Queue-based animation

In programs using queue-based animation logic, references to event polling data, e.g., via object references such as lastmousemove or calls to pressed, will fail to provide information reflecting the current state of animation. This is analogous to calls to functions such as touches, getxy, and inside, because, as was explained in lessons Array Destructuring! and Conditional Logic!, these functions do not get executed "at the right time."

To ensure the references are evaluated at the right point in the animation, use the same tools as were used to get the desired results from functions such as getxy: put references to polling resources within the callback to plan or done or following a call to await done defer().

While there certainly are exceptions, as a general rule, especially for beginners, it is best to work with frame-based animation when using polling, i.e., by setting speed Infinity as the first line of each script.

What can go wrong

Uninitialized polling values

Event data is not (indeed, cannot) be updated until a program starts running. In the case of mouse-related events, until timer events for polling are set up and active, Pencil Code initializes the event variables for mouse events to an object similar to this:

{
  type: undefined,
  timeStamp: 1659803243180,
  jQuery214026756673904831474: true
}

In the unlikely event that a student writes code that trips up on this feature, a simple workaround is to test if the mouse event object's type property is defined.
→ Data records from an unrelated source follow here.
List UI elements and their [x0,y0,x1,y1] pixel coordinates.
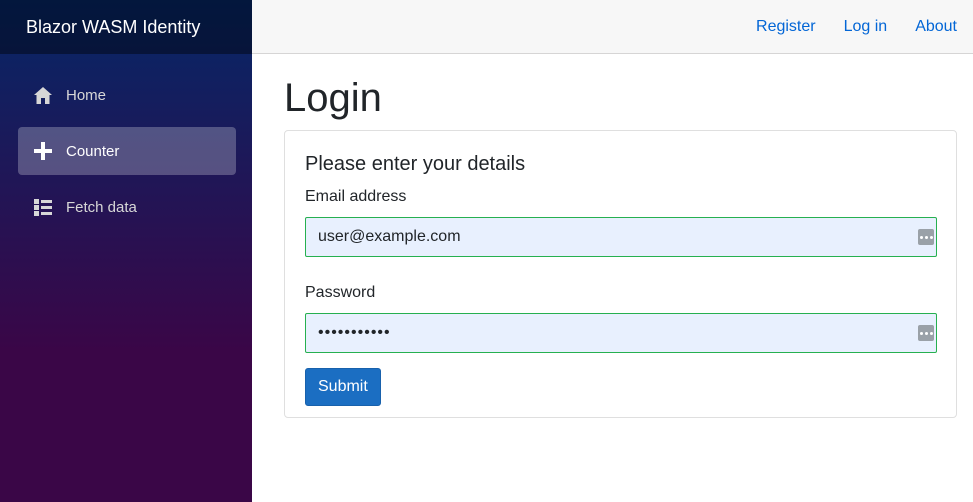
sidebar-item-counter[interactable]: Counter [18,127,236,175]
password-field-wrapper [305,313,937,353]
password-label: Password [305,284,376,301]
email-field[interactable] [318,228,898,246]
password-manager-icon[interactable] [918,325,934,341]
submit-button[interactable]: Submit [305,368,381,406]
top-row: Register Log in About [252,0,973,54]
password-manager-icon[interactable] [918,229,934,245]
email-label: Email address [305,188,407,205]
plus-icon [33,141,53,161]
login-card: Please enter your details Email address … [284,130,957,418]
page-title: Login [284,76,382,120]
sidebar: Blazor WASM Identity Home Counter Fetch [0,0,252,502]
email-field-wrapper [305,217,937,257]
register-link[interactable]: Register [756,18,816,36]
sidebar-nav: Home Counter Fetch data [0,54,252,231]
home-icon [33,85,53,105]
login-link[interactable]: Log in [844,18,888,36]
sidebar-item-home[interactable]: Home [18,71,236,119]
password-field[interactable] [318,324,898,342]
brand-link[interactable]: Blazor WASM Identity [26,17,200,38]
brand-bar: Blazor WASM Identity [0,0,252,54]
sidebar-item-label: Counter [66,142,120,160]
about-link[interactable]: About [915,18,957,36]
sidebar-item-label: Fetch data [66,198,137,216]
list-icon [33,197,53,217]
main-content: Login Please enter your details Email ad… [284,54,957,418]
card-title: Please enter your details [305,153,526,175]
sidebar-item-fetch-data[interactable]: Fetch data [18,183,236,231]
sidebar-item-label: Home [66,86,107,104]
This can be done using a comparison operator,

if lastmouse.type != undefined
        #do something...

or more simply using the CoffeeScript existential operator (?), e.g.,

if lastmouse.type?
  #do something...

Timing mismatches

As noted above, polling can occasionally fail to produce the desired results. The issue is one of timing. One type of problem that can arise owes to the fact that polling data are maintained by a timing interval that fires very frequently, yet not truly continuously. As a result, when a keydown event is quickly followed by a keyup event, the event might not be captured by the callback fired by the timing event, because the entire keystroke (both down and up) occurred between firing. This is more likley to happen in timing events with lower fps values

Another timing-related bug is more likely to occur when referencing polling data from callbacks associated with timing events with very short delays (i.e., higher fps). As illustrated in this script, the same pressed event is likely to be referenced multiple times. In this illustration, the result is that conditional statement if pressed 'space' will be true in several firings of the callback, ultimately leaving the resulting choice of pd or pu to be effectively random.